As aforementioned, the analytical variations and inaccuracies of both measured and calculated LDL-C can occur even when using systems from the same manufacturer. Systemic errors derived from lot-to-lot differences, unique calibrations by distributors, different calibrations from country to country, and reformulations of reagents can affect accuracy in individual laboratories [22]. Since a homogenous LDL-C assay interacts unequally with the different components of the LDL subclasses [4], it is possible that genetic variations controlling the proportion of these LDL subclasses may affect the accuracy in routine LDL-C measurements.
To prevent CHD effectively, the new treatment goal has been set at LDL-C <1.81 mmol/L [23]. For this reason, a good agreement is crucial between the measured and calculated LDL-C at such a low LDL-C, especially with a high TG level.

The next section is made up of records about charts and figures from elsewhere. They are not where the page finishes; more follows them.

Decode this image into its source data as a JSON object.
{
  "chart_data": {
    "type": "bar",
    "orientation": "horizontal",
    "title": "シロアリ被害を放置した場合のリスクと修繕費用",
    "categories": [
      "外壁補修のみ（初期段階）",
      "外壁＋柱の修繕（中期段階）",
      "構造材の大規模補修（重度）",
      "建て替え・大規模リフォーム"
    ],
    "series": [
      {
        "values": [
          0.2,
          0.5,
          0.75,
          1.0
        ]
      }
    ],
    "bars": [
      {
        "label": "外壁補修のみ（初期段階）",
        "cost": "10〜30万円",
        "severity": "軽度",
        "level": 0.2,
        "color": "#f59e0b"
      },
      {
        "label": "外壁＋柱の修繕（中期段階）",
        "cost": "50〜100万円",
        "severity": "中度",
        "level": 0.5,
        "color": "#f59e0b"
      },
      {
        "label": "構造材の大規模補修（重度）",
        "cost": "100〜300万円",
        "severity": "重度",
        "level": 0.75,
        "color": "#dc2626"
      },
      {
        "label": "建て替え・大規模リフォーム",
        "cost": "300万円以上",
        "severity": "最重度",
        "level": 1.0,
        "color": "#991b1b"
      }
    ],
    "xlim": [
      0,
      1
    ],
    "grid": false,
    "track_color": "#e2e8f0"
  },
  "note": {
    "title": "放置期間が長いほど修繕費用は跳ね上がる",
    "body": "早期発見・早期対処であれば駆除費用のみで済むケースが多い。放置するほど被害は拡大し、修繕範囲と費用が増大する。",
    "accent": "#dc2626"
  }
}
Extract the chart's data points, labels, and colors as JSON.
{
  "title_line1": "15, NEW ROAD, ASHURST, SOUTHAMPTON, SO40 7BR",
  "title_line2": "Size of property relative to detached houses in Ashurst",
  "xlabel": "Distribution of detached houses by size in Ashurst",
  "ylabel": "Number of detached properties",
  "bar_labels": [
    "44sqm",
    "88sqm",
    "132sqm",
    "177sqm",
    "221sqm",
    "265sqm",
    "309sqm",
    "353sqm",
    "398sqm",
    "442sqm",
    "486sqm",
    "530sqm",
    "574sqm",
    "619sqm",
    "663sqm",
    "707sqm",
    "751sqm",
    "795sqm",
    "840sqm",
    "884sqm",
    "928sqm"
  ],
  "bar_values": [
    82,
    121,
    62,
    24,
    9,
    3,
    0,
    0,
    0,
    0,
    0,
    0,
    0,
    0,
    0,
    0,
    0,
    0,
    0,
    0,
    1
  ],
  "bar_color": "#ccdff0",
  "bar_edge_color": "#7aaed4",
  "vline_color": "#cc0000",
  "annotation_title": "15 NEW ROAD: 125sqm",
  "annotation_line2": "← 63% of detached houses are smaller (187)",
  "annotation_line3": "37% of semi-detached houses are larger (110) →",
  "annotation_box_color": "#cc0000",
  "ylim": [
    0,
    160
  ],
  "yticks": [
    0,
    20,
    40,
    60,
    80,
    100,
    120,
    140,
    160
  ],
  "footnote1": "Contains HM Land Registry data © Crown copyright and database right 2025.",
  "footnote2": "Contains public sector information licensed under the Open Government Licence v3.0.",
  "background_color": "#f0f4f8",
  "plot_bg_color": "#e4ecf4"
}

As shown in Table 4, in groups with TG >1.70 mmol/L, the Friedewald estimation tended to classify LDL-C as <1.81 mmol/L despite measured LDL-C being >1.81 mmol/L. This finding was in accordance with previous reports [20,24,25], therefore, the underestimation of calculated LDL-C should be kept in mind when applying this treatment goal.
Simple atherogenic indices have been recommended for supporting LDL-C or as potentially better markers than LDL-C in CHD prevention [10–18]. In this study, non-HDL-C showed a strong correlation with LDL-C (Table 5). On the other hand, there was a strong agreement between TC: HDL-C and LDL-C. Consequently, results suggest that non-HDL-C and TC: HDL-C can add risk prediction power to LDL-C. Individuals with a high TC: HDL-C and/or non-HDL-C may have greater cardiovascular risk owing to the imbalance between the cholesterol carried by atherogenic and protective lipoproteins [11].
Conclusions
The results from this study support a strong positive correlation between measured and calculated LDL-C. The factors contributing to disagreements calculation and measurement in clinical routine tests are generally inconclusive. Variations and inaccuracies of the analytical system in use at an individual laboratory may locally affect the agreement between measured and calculated LDL-C. Among various recommended atherogenic indices, the results of this study showed that non-HDL-C and TC: HDL-C could potentially be a supportive or an alternative atherogenic index of LDL-C for preventing CHD.